# Check it out;



## 706Z (Mar 30, 2011)

Put togather my new toy.S&W 5.45 x 39 upper and New Frontier Armory lower.Hope to sling some lead next day or two,will post a report.:yes:


----------



## TheRoguePirate (Nov 3, 2011)

pretty!


----------



## scubapro (Nov 27, 2010)

Congrats! What magazine are you using?

glassplus and I sighted my 5.45 AR in after Saturday's shoot at his place. Man, I'm liking this rifle!
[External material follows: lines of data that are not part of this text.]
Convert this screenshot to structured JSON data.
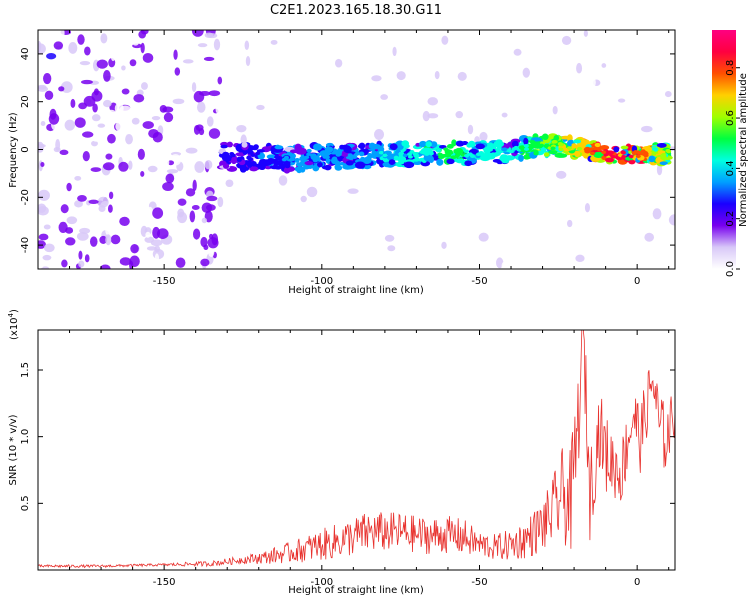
{
  "title": "C2E1.2023.165.18.30.G11",
  "chart_data": [
    {
      "type": "heatmap",
      "description_kind": "spectrogram",
      "xlabel": "Height of straight line (km)",
      "ylabel": "Frequency (Hz)",
      "xlim": [
        -190,
        12
      ],
      "ylim": [
        -50,
        50
      ],
      "xticks": [
        -150,
        -100,
        -50,
        0
      ],
      "yticks": [
        -40,
        -20,
        0,
        20,
        40
      ],
      "colorbar": {
        "label": "Normalized spectral amplitude",
        "range": [
          0,
          0.95
        ],
        "ticks": [
          "0.0",
          "0.2",
          "0.4",
          "0.6",
          "0.8"
        ],
        "colors": [
          "#ffffff",
          "#d8c8f8",
          "#7700ee",
          "#1a00ff",
          "#00a0ff",
          "#00ffe0",
          "#00ff40",
          "#a0ff00",
          "#ffd000",
          "#ff5000",
          "#ff0040",
          "#ff0080"
        ]
      },
      "ridge": {
        "x": [
          -132,
          -120,
          -110,
          -100,
          -90,
          -80,
          -70,
          -60,
          -50,
          -40,
          -30,
          -20,
          -10,
          0,
          10
        ],
        "y": [
          -3,
          -3,
          -4,
          -3,
          -3,
          -2,
          -2,
          -1,
          -2,
          0,
          2,
          1,
          -2,
          -2,
          -2
        ],
        "amplitude": [
          0.25,
          0.3,
          0.35,
          0.35,
          0.35,
          0.4,
          0.45,
          0.55,
          0.45,
          0.45,
          0.6,
          0.7,
          0.9,
          0.9,
          0.6
        ]
      }
    },
    {
      "type": "line",
      "xlabel": "Height of straight line (km)",
      "ylabel": "SNR (10 * v/v)",
      "multiplier_label": "(x10",
      "multiplier_exp": "4",
      "multiplier_close": ")",
      "xlim": [
        -190,
        12
      ],
      "ylim": [
        0,
        1.8
      ],
      "xticks": [
        -150,
        -100,
        -50,
        0
      ],
      "yticks": [
        0.5,
        1.0,
        1.5
      ],
      "ytick_labels": [
        "0.5",
        "1.0",
        "1.5"
      ],
      "color": "#e8322e",
      "series": [
        {
          "x": [
            -190,
            -170,
            -150,
            -135,
            -125,
            -118,
            -110,
            -100,
            -92,
            -85,
            -80,
            -75,
            -70,
            -65,
            -60,
            -55,
            -50,
            -45,
            -40,
            -35,
            -30,
            -27,
            -24,
            -21,
            -19,
            -17,
            -15,
            -12,
            -10,
            -7,
            -5,
            -3,
            -1,
            1,
            3,
            5,
            7,
            9,
            12
          ],
          "y": [
            0.03,
            0.03,
            0.04,
            0.05,
            0.08,
            0.1,
            0.14,
            0.2,
            0.25,
            0.3,
            0.3,
            0.3,
            0.28,
            0.27,
            0.28,
            0.26,
            0.2,
            0.18,
            0.2,
            0.25,
            0.35,
            0.45,
            0.6,
            0.55,
            1.05,
            1.78,
            0.6,
            1.1,
            0.9,
            0.8,
            0.75,
            1.0,
            1.2,
            1.0,
            1.25,
            1.45,
            1.1,
            1.0,
            1.2
          ],
          "noise": [
            0.01,
            0.01,
            0.01,
            0.02,
            0.03,
            0.05,
            0.08,
            0.12,
            0.14,
            0.16,
            0.15,
            0.15,
            0.14,
            0.14,
            0.14,
            0.14,
            0.1,
            0.1,
            0.12,
            0.15,
            0.2,
            0.25,
            0.35,
            0.4,
            0.4,
            0.3,
            0.35,
            0.3,
            0.3,
            0.25,
            0.25,
            0.25,
            0.25,
            0.25,
            0.25,
            0.2,
            0.3,
            0.25,
            0.2
          ]
        }
      ]
    }
  ]
}
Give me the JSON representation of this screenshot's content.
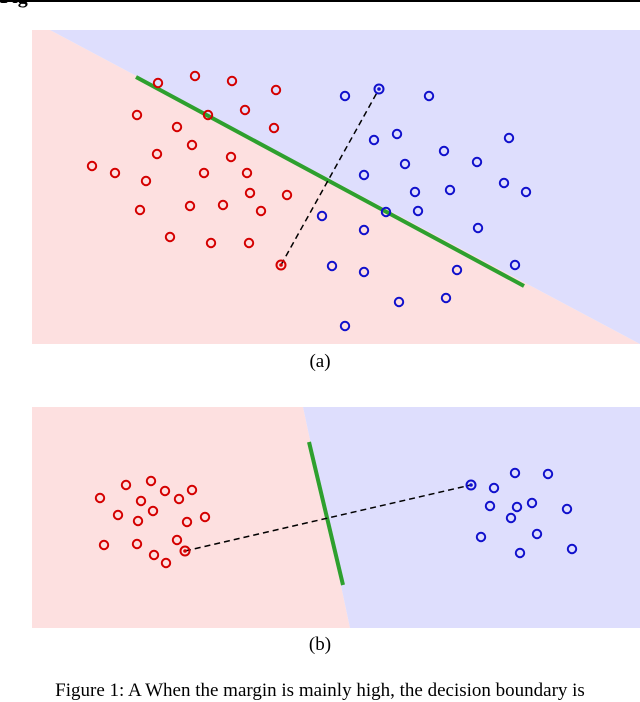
{
  "header": {
    "text": "Fig"
  },
  "colors": {
    "class_red": "#d40000",
    "class_blue": "#1010cc",
    "region_red": "#fde0e0",
    "region_blue": "#dedefd",
    "boundary": "#2ea02e",
    "link": "#000000"
  },
  "panels": [
    {
      "id": "a",
      "caption": "(a)",
      "description_style": "points near the boundary; prototypes connected by dashed line crossing the green boundary"
    },
    {
      "id": "b",
      "caption": "(b)",
      "description_style": "two well-separated clusters; dashed line between prototypes crosses the short green boundary"
    }
  ],
  "bottom_text": "Figure 1: A When the margin is mainly high, the decision boundary is"
}
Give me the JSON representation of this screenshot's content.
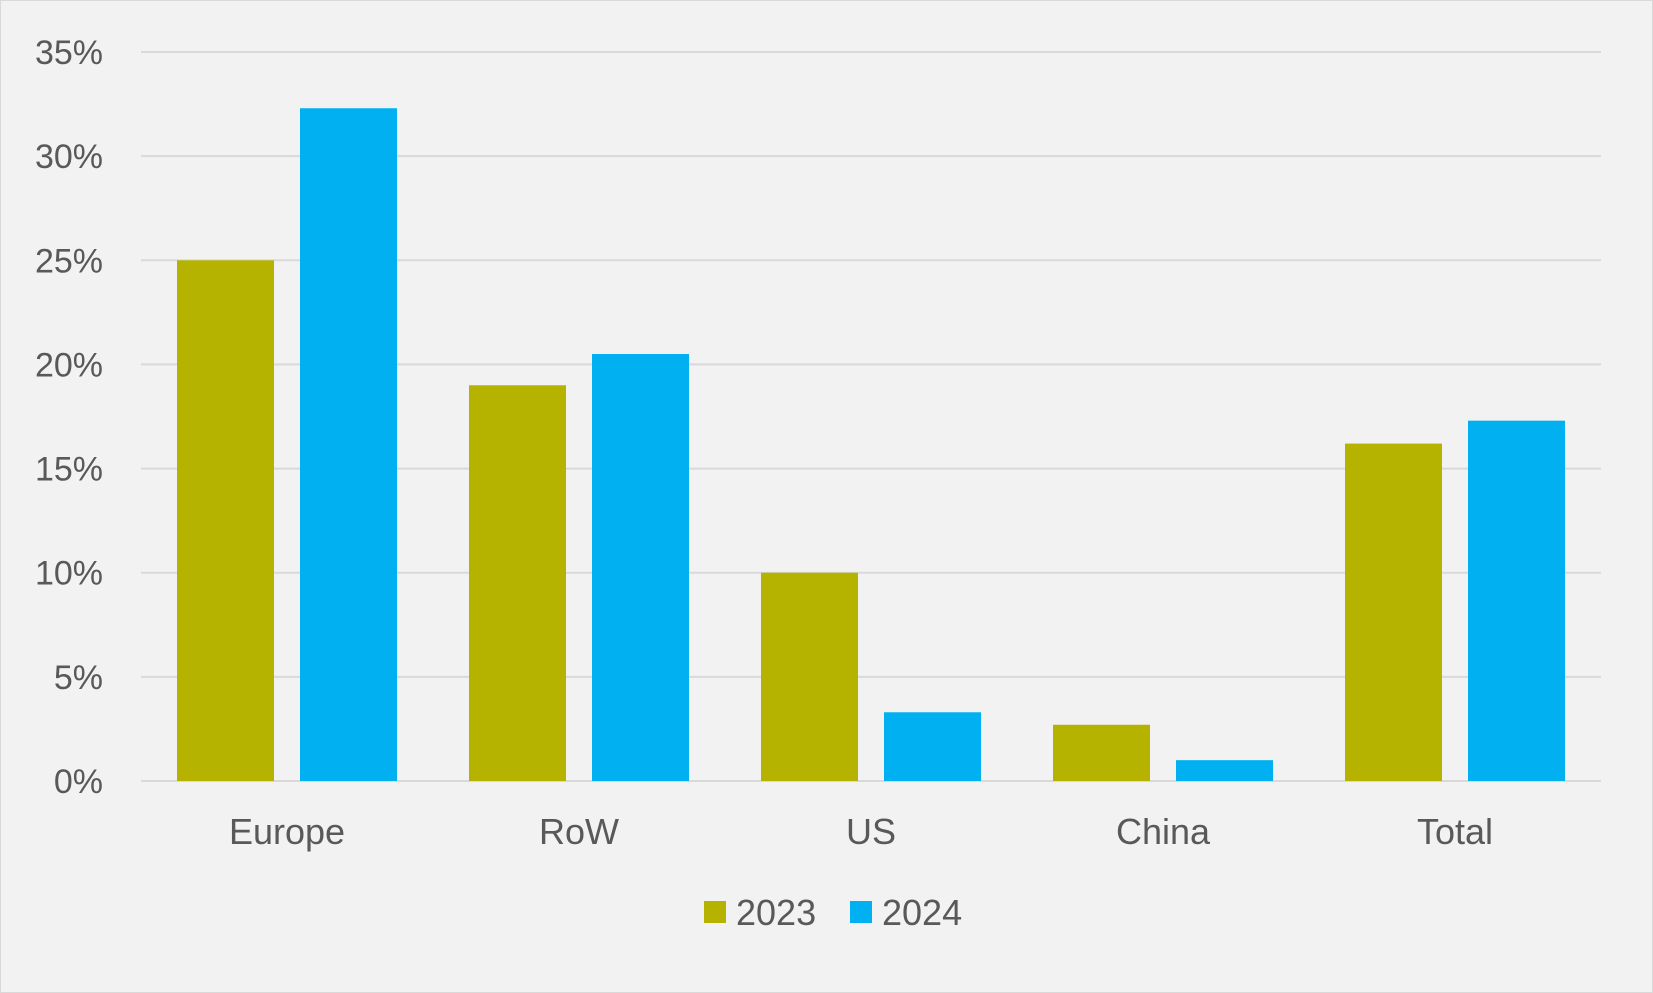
{
  "chart_data": {
    "type": "bar",
    "title": "",
    "xlabel": "",
    "ylabel": "",
    "categories": [
      "Europe",
      "RoW",
      "US",
      "China",
      "Total"
    ],
    "series": [
      {
        "name": "2023",
        "color": "#b5b300",
        "values": [
          25.0,
          19.0,
          10.0,
          2.7,
          16.2
        ]
      },
      {
        "name": "2024",
        "color": "#00b0f0",
        "values": [
          32.3,
          20.5,
          3.3,
          1.0,
          17.3
        ]
      }
    ],
    "ylim": [
      0,
      35
    ],
    "yticks": [
      0,
      5,
      10,
      15,
      20,
      25,
      30,
      35
    ],
    "ytick_labels": [
      "0%",
      "5%",
      "10%",
      "15%",
      "20%",
      "25%",
      "30%",
      "35%"
    ],
    "grid": true,
    "legend_position": "bottom-center"
  }
}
Ammo is dirt cheap and we were getting great results on steel plates out at 225 yards with a 1x EoTech and commie Milsurp ammo.


----------



## FrankwT (Jul 25, 2010)

Be sure to tell me how the Frontier lower works, have 5 on order now. LOOks like a nice build!


----------



## 706Z (Mar 30, 2011)

Thanks for the compliments.Scuba, the upper came with a c-products mag made for 5.45 x 39 stamped on the follower and the metal mag itself.I ordered 2 more from CDNN for 12.99 apeice.Still haven't been to shoot it yet,soon,will give report.I had to change out the trigger spring in the lower to the one supplied with the upper.Recomended for shooting 5.45x39.


----------